The property Hope Village sits on is on land leased by Rogue Retreat and another portion owned by the city of Medford.
Rogue Retreat even offers a $199 program that explains how to do something like Hope Village in other communities.
Grants Pass Mayor Roy Lindsay said his city is also looking at a similar village as it tries to figure out how to deal with homelessness in Josephine County.
The idea behind the village is to provide a safe, clean home for the homeless to help get them off the street, stabilize their lives, provide health services and drug treatment. After several months, homeless people are encouraged to find more permanent housing. For the first three months, a homeless person pays a $75-a-month fee that goes up to $175, though 50% of that amount is put into a savings account for the homeless person.

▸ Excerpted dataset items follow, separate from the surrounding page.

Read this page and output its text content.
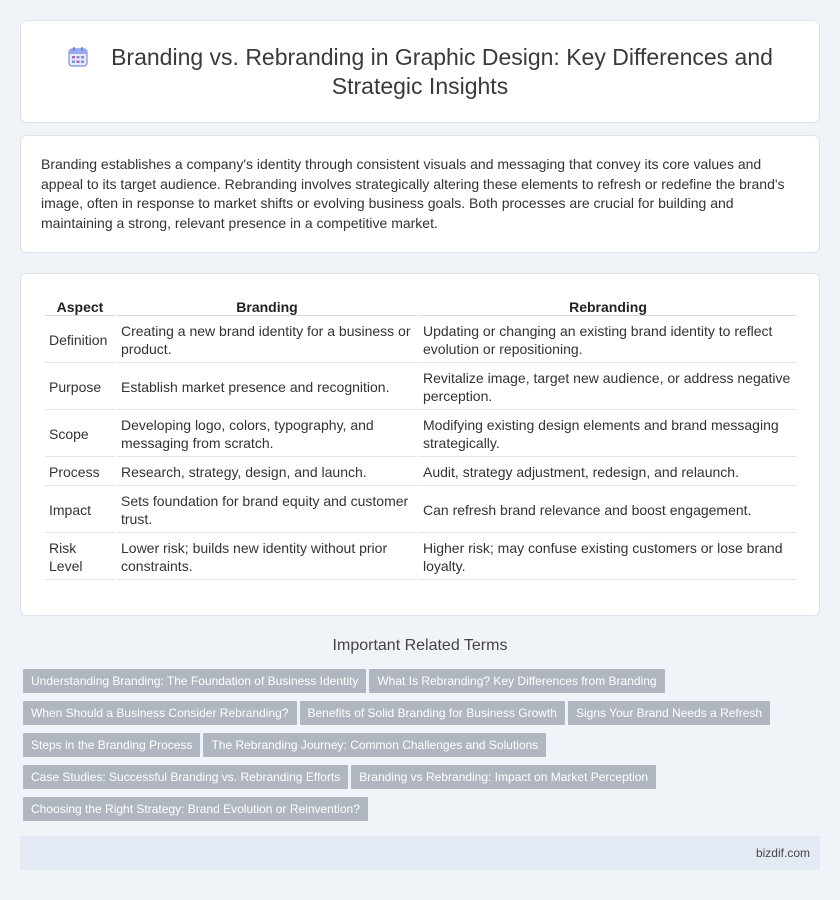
Branding vs. Rebranding in Graphic Design: Key Differences and Strategic Insights

Branding establishes a company's identity through consistent visuals and messaging that convey its core values and appeal to its target audience. Rebranding involves strategically altering these elements to refresh or redefine the brand's image, often in response to market shifts or evolving business goals. Both processes are crucial for building and maintaining a strong, relevant presence in a competitive market.

Aspect	Branding	Rebranding
Definition	Creating a new brand identity for a business or product.	Updating or changing an existing brand identity to reflect evolution or repositioning.
Purpose	Establish market presence and recognition.	Revitalize image, target new audience, or address negative perception.
Scope	Developing logo, colors, typography, and messaging from scratch.	Modifying existing design elements and brand messaging strategically.
Process	Research, strategy, design, and launch.	Audit, strategy adjustment, redesign, and relaunch.
Impact	Sets foundation for brand equity and customer trust.	Can refresh brand relevance and boost engagement.
Risk Level	Lower risk; builds new identity without prior constraints.	Higher risk; may confuse existing customers or lose brand loyalty.
Important Related Terms
Understanding Branding: The Foundation of Business Identity What Is Rebranding? Key Differences from Branding
When Should a Business Consider Rebranding? Benefits of Solid Branding for Business Growth Signs Your Brand Needs a Refresh
Steps in the Branding Process The Rebranding Journey: Common Challenges and Solutions
Case Studies: Successful Branding vs. Rebranding Efforts Branding vs Rebranding: Impact on Market Perception
Choosing the Right Strategy: Brand Evolution or Reinvention?
bizdif.com
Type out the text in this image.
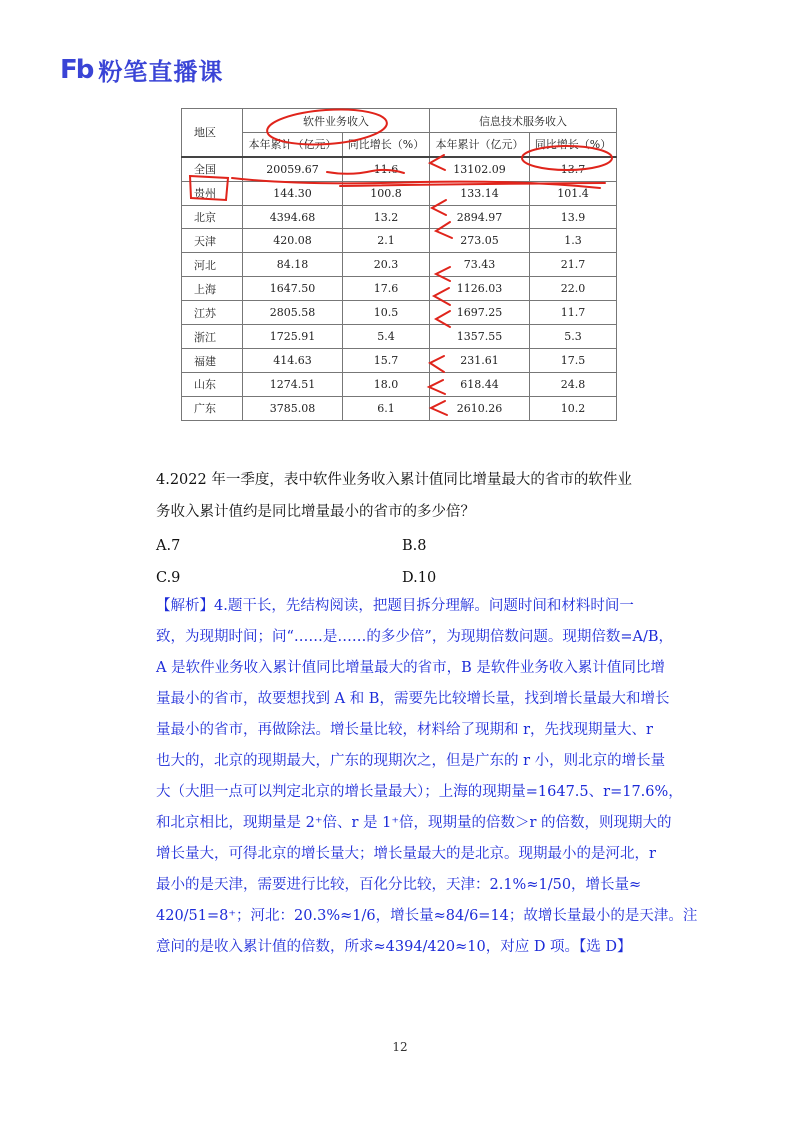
Fb 粉笔直播课
地区	软件业务收入		信息技术服务收入	
	本年累计（亿元）	同比增长（%）	本年累计（亿元）	同比增长（%）
全国	20059.67	11.6	13102.09	13.7
贵州	144.30	100.8	133.14	101.4
北京	4394.68	13.2	2894.97	13.9
天津	420.08	2.1	273.05	1.3
河北	84.18	20.3	73.43	21.7
上海	1647.50	17.6	1126.03	22.0
江苏	2805.58	10.5	1697.25	11.7
浙江	1725.91	5.4	1357.55	5.3
福建	414.63	15.7	231.61	17.5
山东	1274.51	18.0	618.44	24.8
广东	3785.08	6.1	2610.26	10.2
4.2022 年一季度，表中软件业务收入累计值同比增量最大的省市的软件业
务收入累计值约是同比增量最小的省市的多少倍？
A.7	B.8
C.9	D.10
【解析】4.题干长，先结构阅读，把题目拆分理解。问题时间和材料时间一
致，为现期时间；问“……是……的多少倍”，为现期倍数问题。现期倍数=A/B，
A 是软件业务收入累计值同比增量最大的省市，B 是软件业务收入累计值同比增
量最小的省市，故要想找到 A 和 B，需要先比较增长量，找到增长量最大和增长
量最小的省市，再做除法。增长量比较，材料给了现期和 r，先找现期量大、r
也大的，北京的现期最大，广东的现期次之，但是广东的 r 小，则北京的增长量
大（大胆一点可以判定北京的增长量最大）；上海的现期量=1647.5、r=17.6%，
和北京相比，现期量是 2⁺倍、r 是 1⁺倍，现期量的倍数＞r 的倍数，则现期大的
增长量大，可得北京的增长量大；增长量最大的是北京。现期最小的是河北，r
最小的是天津，需要进行比较，百化分比较，天津：2.1%≈1/50，增长量≈
420/51=8⁺；河北：20.3%≈1/6，增长量≈84/6=14；故增长量最小的是天津。注
意问的是收入累计值的倍数，所求≈4394/420≈10，对应 D 项。【选 D】
12
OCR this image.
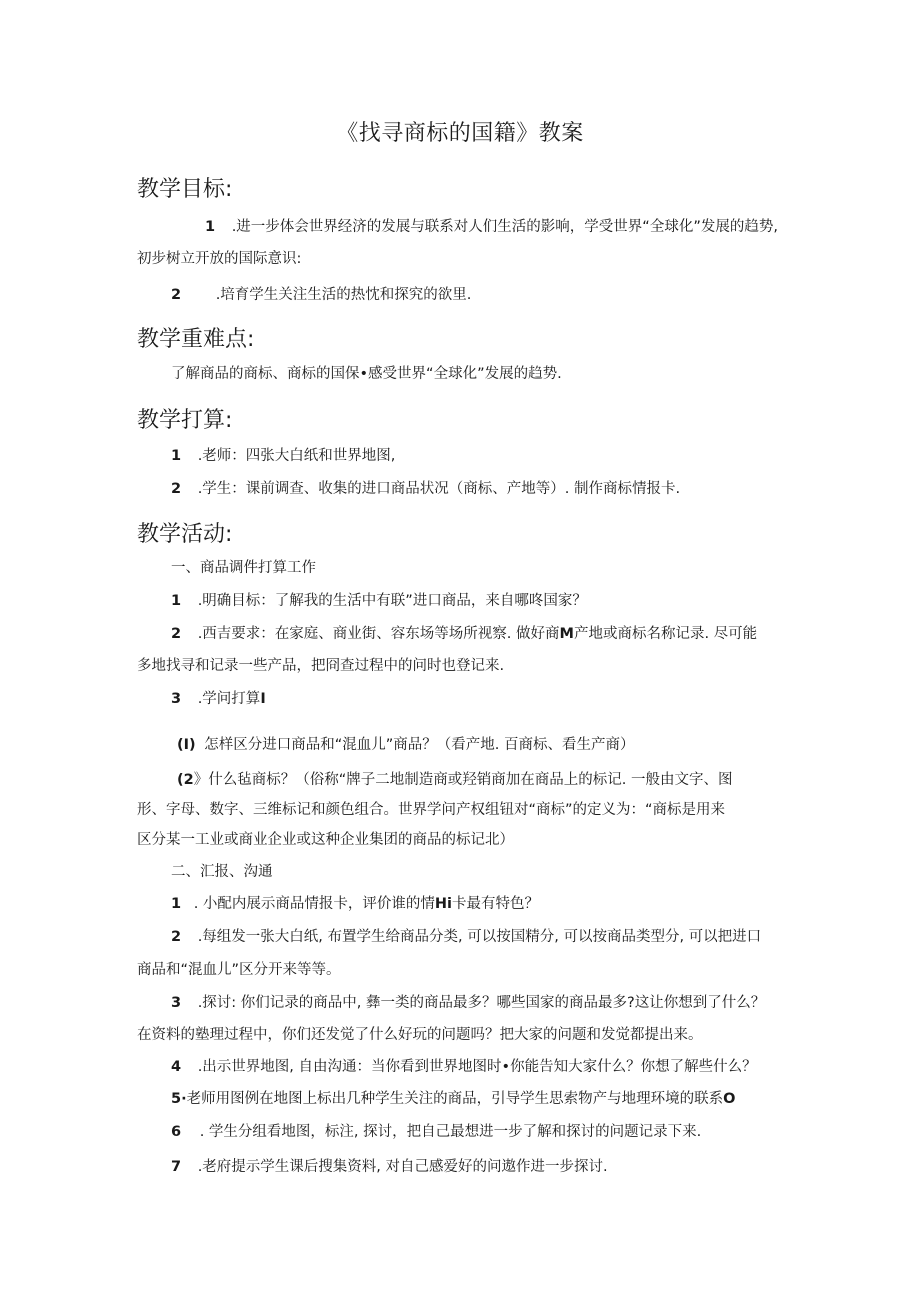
《找寻商标的国籍》教案
教学目标:
1 .进一步体会世界经济的发展与联系对人们生活的影响，学受世界“全球化”发展的趋势,
初步树立开放的国际意识:
2 .培育学生关注生活的热忱和探究的欲里.
教学重难点:
了解商品的商标、商标的国保•感受世界“全球化”发展的趋势.
教学打算:
1 .老师：四张大白纸和世界地图,
2 .学生：课前调查、收集的进口商品状况（商标、产地等）. 制作商标情报卡.
教学活动:
一、商品调件打算工作
1 .明确目标：了解我的生活中有联”进口商品，来自哪咚国家？
2 .西吉要求：在家庭、商业街、容东场等场所视察. 做好商M产地或商标名称记录. 尽可能
多地找寻和记录一些产品，把冏查过程中的问时也登记来.
3 .学问打算I
(I) 怎样区分进口商品和“混血儿”商品？（看产地. 百商标、看生产商）
(2》什么毡商标？（俗称“牌子二地制造商或羟销商加在商品上的标记. 一般由文字、图
形、字母、数字、三维标记和颜色组合。世界学问产权组钮对“商标”的定义为：“商标是用来
区分某一工业或商业企业或这种企业集团的商品的标记北）
二、汇报、沟通
1 . 小配内展示商品情报卡，评价谁的情Hi卡最有特色？
2 .每组发一张大白纸, 布置学生给商品分类, 可以按国精分, 可以按商品类型分, 可以把进口
商品和“混血儿”区分开来等等。
3 .探讨: 你们记录的商品中, 彝一类的商品最多？哪些国家的商品最多?这让你想到了什么？
在资料的塾理过程中，你们还发觉了什么好玩的问题吗？把大家的问题和发觉都提出来。
4 .出示世界地图, 自由沟通：当你看到世界地图时•你能告知大家什么？你想了解些什么？
5·老师用图例在地图上标出几种学生关注的商品，引导学生思索物产与地理环境的联系O
6 . 学生分组看地图，标注, 探讨，把自己最想进一步了解和探讨的问题记录下来.
7 .老府提示学生课后搜集资料, 对自己感爱好的问遨作进一步探讨.
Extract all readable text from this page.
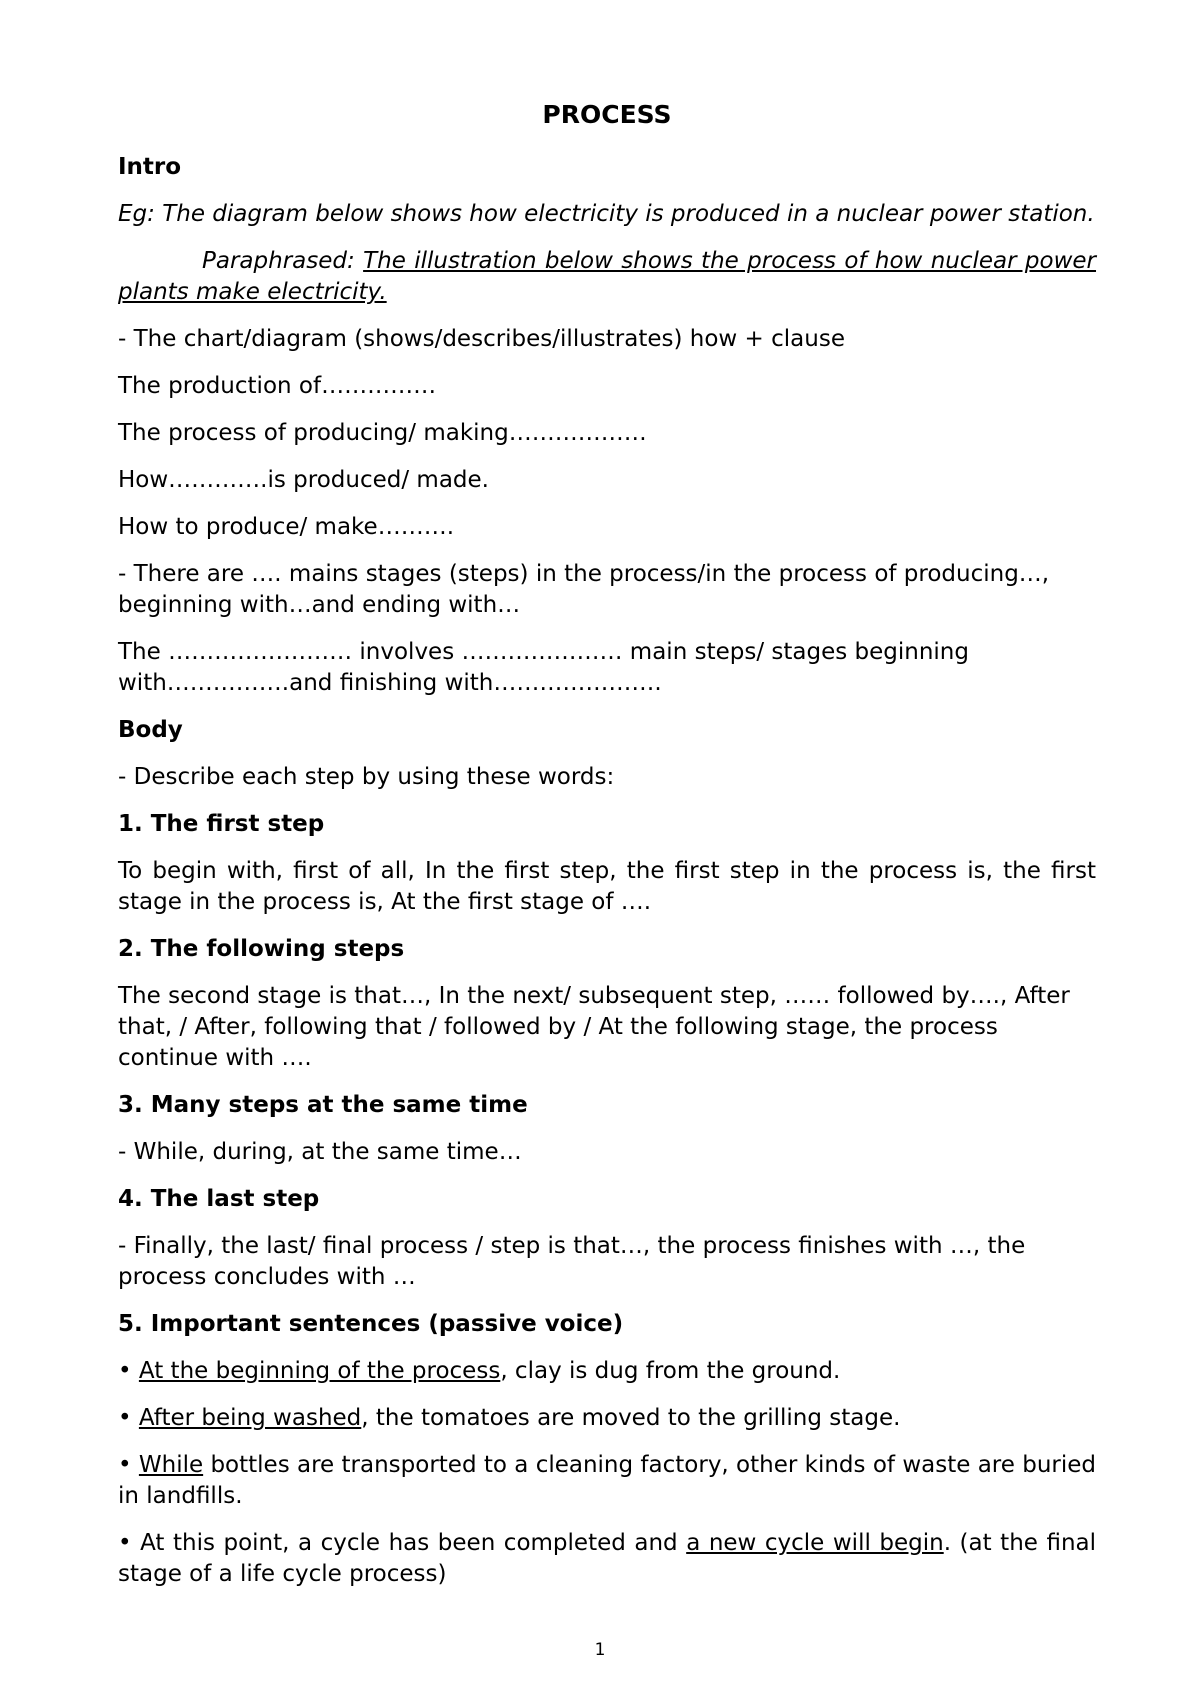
PROCESS
Intro
Eg: The diagram below shows how electricity is produced in a nuclear power station.
Paraphrased: The illustration below shows the process of how nuclear power plants make electricity.
- The chart/diagram (shows/describes/illustrates) how + clause
The production of……………
The process of producing/ making………………
How………….is produced/ made.
How to produce/ make……….
- There are …. mains stages (steps) in the process/in the process of producing…, beginning with…and ending with…
The …………………… involves ………………… main steps/ stages beginning with…………….and finishing with………………….
Body
- Describe each step by using these words:
1. The first step
To begin with, first of all, In the first step, the first step in the process is, the first stage in the process is, At the first stage of ….
2. The following steps
The second stage is that…, In the next/ subsequent step, …… followed by…., After that, / After, following that / followed by / At the following stage, the process continue with ….
3. Many steps at the same time
- While, during, at the same time…
4. The last step
- Finally, the last/ final process / step is that…, the process finishes with …, the process concludes with …
5. Important sentences (passive voice)
• At the beginning of the process, clay is dug from the ground.
• After being washed, the tomatoes are moved to the grilling stage.
• While bottles are transported to a cleaning factory, other kinds of waste are buried in landfills.
• At this point, a cycle has been completed and a new cycle will begin. (at the final stage of a life cycle process)
1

“I think it’s an excellent idea,” Lindsay said. “It’s not easy developing something like this.”
Grants Pass has been working with Rogue Retreat to develop its own homeless village, though on a much smaller scale than the Medford complex.
“We don’t have the resources that they have,” he said.
Lindsay estimates that Josephine County has up to 1,500 homeless, noting that many live in wooded areas surrounding the city.
Coquille Mayor Kathi Simonetti said she was impressed with the facilities, including the tiny 8-foot by 10-foot rooms for the homeless that don’t have running water or electricity. Nearby Rogue Retreat has built showers, bathrooms and a common kitchen area.
Simonetti said her town doesn’t have the homeless population or the kind of services that Medford offers, so she didn’t think it would work in her city.
Coquille provides bus tickets for the homeless, she said, with many going to the larger city of Coos Bay.
“They don’t usually want to stay,” she said.
Canby Mayor Brian Hodson said these types of projects are a tough sell for cities.
“Community members don’t know what to expect,” he said.
Hodson said his city will be looking at emulating some of Medford’s ideas for dealing with homeless problems.
“I think it’s a possibility,” he said. “As our community grows and change, it will be something to keep in mind as a possibility,” he said.
Matthew Vorderstrasse, development director at Rogue Retreat, said homeless villages with tiny houses are only located in three Oregon cities: Portland, Eugene and Medford. Cottage Grove is also gearing up to create a village.